HTML Methods to Remember and Use Effectively (Page 1 of 4 )
In 1990, Tim Berners-Lee and Robert Crillian developed HTML (Hypertext Markup Language) for CERN's (European Organization for Nuclear Research) World Wide Web (W3) project. The original purpose of the project was to better enable CERN's researchers to communicate over the Internet. In late 1991, Berners-Lee released the HTML specification on the Internet, and the World Wide Web (www) was born. The rest is history. The last official version of HTML (version 4.01) was released by the W3C (World Wide Web Consortium) in 1999. HTML 5.0 is still in the drafting stage.
The first item I will discuss is web page backgrounds. Any web page you create is easily enhanced by either coloring the background or by adding a background image. You can further enhance your page by using a gradient (moves from lighter to darker or vice versa) colored background or by making the image static (text scrolls, but background does not). A great HTML color chart that is easy to read can be found at this website. We will need this to input the correct color codes in our HTML tags. Notice that each color has a name and a hexadecimal code (hex code) to identify it. We can use either the name or the hex code.
To add a colored background just add the bgcolor attribute to the page's body tag:
<body bgcolor="######">, where ###### is the color code from our color chart. For a light blue background, we would enter skyblue or the hex code 87CEEB like so:
<body bgcolor="skyblue"> or <body bgcolor="#87CEEB">.

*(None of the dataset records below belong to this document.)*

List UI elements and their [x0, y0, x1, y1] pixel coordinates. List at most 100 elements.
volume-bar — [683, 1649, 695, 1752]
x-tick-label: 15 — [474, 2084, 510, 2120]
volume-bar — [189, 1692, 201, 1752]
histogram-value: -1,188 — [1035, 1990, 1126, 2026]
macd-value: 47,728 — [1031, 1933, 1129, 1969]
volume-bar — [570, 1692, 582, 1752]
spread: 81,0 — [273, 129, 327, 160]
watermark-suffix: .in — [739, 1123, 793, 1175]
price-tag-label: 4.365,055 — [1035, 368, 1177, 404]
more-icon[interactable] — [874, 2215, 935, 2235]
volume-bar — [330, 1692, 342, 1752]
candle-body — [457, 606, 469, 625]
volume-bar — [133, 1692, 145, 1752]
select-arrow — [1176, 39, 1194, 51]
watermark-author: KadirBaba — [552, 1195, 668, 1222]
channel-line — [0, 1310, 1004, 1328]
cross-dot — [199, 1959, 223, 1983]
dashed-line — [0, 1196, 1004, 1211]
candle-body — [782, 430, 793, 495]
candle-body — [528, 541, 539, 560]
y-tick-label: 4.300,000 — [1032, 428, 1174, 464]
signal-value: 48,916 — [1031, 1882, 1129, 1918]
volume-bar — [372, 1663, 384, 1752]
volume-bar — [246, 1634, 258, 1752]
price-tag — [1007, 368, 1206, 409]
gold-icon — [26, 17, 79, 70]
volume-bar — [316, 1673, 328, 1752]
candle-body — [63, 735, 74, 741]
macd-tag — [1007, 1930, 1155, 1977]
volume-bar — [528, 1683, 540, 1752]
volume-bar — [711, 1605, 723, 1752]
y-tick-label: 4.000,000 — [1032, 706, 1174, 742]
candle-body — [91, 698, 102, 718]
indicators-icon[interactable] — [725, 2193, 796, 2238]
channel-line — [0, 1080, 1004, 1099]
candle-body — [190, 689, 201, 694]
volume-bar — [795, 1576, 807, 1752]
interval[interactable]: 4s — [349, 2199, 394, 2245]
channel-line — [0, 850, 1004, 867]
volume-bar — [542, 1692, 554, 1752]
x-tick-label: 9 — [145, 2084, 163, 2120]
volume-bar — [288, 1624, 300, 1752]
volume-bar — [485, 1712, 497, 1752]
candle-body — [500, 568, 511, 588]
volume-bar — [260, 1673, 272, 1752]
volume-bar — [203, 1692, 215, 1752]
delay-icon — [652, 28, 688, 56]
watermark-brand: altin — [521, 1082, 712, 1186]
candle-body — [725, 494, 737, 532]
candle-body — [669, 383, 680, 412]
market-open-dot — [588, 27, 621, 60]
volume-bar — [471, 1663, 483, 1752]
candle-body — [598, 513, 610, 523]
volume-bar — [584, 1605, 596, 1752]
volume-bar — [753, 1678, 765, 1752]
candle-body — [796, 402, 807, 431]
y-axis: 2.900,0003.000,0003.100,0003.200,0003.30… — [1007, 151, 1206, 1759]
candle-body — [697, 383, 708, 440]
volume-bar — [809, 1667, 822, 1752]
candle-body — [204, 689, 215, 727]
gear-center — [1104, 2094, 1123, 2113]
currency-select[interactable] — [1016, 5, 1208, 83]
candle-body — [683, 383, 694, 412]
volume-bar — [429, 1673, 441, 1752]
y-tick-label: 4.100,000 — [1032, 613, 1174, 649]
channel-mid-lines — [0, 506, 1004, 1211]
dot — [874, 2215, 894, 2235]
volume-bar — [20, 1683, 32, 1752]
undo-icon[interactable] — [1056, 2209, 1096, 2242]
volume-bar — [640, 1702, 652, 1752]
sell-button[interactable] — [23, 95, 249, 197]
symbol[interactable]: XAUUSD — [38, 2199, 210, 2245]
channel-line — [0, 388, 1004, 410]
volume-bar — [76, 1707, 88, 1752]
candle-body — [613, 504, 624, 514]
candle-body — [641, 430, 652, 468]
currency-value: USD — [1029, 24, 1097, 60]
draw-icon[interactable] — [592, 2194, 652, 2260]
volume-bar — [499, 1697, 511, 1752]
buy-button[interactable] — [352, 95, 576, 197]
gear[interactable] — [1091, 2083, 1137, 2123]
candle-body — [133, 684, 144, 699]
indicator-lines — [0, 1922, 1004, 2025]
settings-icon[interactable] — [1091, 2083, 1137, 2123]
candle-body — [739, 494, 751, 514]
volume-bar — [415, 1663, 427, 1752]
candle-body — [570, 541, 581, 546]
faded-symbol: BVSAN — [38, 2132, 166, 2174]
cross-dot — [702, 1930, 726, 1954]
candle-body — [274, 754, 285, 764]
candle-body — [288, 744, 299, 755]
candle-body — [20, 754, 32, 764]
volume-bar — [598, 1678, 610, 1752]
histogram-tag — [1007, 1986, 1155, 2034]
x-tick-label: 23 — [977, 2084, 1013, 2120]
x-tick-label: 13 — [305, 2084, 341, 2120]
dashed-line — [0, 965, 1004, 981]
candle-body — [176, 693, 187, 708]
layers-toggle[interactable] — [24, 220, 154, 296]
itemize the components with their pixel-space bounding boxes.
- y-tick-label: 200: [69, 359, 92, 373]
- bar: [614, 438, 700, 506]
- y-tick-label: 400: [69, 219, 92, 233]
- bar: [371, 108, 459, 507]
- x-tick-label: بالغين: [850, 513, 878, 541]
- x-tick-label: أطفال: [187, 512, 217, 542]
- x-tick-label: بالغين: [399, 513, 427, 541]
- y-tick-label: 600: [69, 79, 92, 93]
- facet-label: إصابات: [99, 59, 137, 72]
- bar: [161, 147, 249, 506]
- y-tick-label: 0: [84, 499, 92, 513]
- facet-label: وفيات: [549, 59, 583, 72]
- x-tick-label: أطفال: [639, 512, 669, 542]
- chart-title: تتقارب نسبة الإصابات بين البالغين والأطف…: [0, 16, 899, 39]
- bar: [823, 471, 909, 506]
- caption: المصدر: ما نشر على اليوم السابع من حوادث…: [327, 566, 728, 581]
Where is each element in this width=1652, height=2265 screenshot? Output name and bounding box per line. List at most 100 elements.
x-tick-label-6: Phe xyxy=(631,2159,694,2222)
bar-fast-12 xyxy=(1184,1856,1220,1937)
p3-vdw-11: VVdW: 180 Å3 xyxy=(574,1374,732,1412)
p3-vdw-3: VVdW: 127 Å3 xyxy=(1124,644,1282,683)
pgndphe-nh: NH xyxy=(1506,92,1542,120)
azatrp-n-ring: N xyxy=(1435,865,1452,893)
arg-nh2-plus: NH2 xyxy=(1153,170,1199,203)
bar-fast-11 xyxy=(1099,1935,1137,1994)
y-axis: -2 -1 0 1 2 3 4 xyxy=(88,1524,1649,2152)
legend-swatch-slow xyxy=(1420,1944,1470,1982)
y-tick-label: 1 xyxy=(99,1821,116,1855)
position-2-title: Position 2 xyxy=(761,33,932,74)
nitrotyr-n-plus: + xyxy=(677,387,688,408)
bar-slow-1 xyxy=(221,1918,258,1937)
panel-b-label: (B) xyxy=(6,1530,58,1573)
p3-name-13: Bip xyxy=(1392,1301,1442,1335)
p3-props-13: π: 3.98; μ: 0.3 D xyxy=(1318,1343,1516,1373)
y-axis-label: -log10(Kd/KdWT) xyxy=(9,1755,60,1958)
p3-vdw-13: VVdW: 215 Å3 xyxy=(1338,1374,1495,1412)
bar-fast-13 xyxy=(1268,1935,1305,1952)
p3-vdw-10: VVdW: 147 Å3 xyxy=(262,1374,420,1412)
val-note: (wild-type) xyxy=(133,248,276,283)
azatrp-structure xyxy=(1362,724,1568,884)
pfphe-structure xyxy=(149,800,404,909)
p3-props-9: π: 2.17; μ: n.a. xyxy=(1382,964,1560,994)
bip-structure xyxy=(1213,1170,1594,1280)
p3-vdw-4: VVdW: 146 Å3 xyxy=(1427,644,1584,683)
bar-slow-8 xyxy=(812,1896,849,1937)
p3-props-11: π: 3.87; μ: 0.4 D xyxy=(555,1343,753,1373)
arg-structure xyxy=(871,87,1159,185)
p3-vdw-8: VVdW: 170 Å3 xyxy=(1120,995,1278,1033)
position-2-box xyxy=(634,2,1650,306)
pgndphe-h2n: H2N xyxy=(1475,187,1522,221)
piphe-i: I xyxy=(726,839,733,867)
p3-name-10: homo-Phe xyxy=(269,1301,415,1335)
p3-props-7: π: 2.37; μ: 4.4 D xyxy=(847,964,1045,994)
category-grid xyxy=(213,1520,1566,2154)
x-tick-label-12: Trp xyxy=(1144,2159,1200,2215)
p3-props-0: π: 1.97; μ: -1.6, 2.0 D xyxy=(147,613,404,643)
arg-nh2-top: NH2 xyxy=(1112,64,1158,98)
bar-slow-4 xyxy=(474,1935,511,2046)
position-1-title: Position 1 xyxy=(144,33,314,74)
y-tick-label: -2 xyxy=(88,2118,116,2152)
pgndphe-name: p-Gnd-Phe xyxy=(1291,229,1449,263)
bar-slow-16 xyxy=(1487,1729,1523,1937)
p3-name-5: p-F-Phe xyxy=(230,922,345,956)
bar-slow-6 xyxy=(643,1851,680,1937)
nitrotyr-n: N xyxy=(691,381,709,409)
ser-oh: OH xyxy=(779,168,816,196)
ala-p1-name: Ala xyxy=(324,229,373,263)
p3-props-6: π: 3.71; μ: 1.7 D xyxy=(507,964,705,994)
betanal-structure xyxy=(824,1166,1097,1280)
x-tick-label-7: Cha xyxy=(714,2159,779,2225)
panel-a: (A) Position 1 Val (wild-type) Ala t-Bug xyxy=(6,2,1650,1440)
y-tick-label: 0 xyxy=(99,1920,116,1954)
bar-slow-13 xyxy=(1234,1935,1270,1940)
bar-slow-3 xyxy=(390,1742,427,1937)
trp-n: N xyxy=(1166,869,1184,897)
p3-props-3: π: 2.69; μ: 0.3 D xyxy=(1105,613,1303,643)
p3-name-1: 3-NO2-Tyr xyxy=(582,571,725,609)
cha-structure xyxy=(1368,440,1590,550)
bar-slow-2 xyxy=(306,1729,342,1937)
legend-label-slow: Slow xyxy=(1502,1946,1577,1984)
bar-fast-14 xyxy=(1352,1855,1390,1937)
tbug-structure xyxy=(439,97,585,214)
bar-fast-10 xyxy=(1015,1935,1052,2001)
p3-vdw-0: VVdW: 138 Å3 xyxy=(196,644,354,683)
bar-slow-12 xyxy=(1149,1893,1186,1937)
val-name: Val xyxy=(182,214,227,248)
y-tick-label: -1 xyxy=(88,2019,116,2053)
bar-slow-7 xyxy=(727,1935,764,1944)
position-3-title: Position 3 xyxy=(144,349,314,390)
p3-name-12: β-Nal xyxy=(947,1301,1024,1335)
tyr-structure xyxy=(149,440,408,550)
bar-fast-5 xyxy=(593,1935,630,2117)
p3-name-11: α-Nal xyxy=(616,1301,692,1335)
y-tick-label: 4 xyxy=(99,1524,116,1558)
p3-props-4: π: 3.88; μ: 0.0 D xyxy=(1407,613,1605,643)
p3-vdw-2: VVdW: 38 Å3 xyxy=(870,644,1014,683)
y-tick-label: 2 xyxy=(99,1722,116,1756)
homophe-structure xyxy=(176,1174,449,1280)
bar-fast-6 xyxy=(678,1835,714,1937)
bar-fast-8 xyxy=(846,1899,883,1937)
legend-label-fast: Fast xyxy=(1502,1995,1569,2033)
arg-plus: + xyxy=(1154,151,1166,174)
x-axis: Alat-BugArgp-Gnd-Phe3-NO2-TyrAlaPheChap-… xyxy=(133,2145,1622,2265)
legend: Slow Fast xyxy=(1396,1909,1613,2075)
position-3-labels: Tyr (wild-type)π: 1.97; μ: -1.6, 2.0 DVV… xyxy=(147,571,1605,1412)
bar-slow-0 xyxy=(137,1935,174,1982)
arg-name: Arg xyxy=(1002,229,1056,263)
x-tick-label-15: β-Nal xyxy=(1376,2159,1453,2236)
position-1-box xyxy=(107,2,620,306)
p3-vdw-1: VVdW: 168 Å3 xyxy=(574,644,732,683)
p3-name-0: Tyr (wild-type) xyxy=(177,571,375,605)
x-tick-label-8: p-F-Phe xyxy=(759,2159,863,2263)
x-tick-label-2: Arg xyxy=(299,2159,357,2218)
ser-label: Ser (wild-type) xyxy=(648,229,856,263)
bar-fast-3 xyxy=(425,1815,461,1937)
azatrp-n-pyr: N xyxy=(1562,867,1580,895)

To place an image, or to wallpaper our background, use the background attribute in the body tag: <body background="myimage.gif"> (we can also use jpeg). The lighter the image is, the better.The web browser will tile any image you use, so it will be repeated many times (wallpaper). The key to picking background colors and images is to pick one that will not obscure the text on our page. There are some pretty awful looking websites out there that are impossible to read. In the heydays of dialup connections, a cool effect was to add a colored background before the imaged background appeared, like so: <body bgcolor="skyblue" background="myimage.gif">.
To make a colored background gradually change hues, use the following body tag with the style attribute: <body style="filter:progid:DXImageTransform.Microsoft.Gradient (endColorstr='#87CEFA', startColorstr='#00BFFF', gradientType='0');"> (make sure you place the whole tag on the same line, with no space between Microsoft.Gradient). Again, we can choose any color from the color chart, but for the best effect, we will use a light color shading and gradually shift into a lighter shade of the same color.
To make the background image static use the following code:
<body background ="myimage.gif" bgproperties="fixed">. Notice we used a new attribute in the body tag - bgproperties.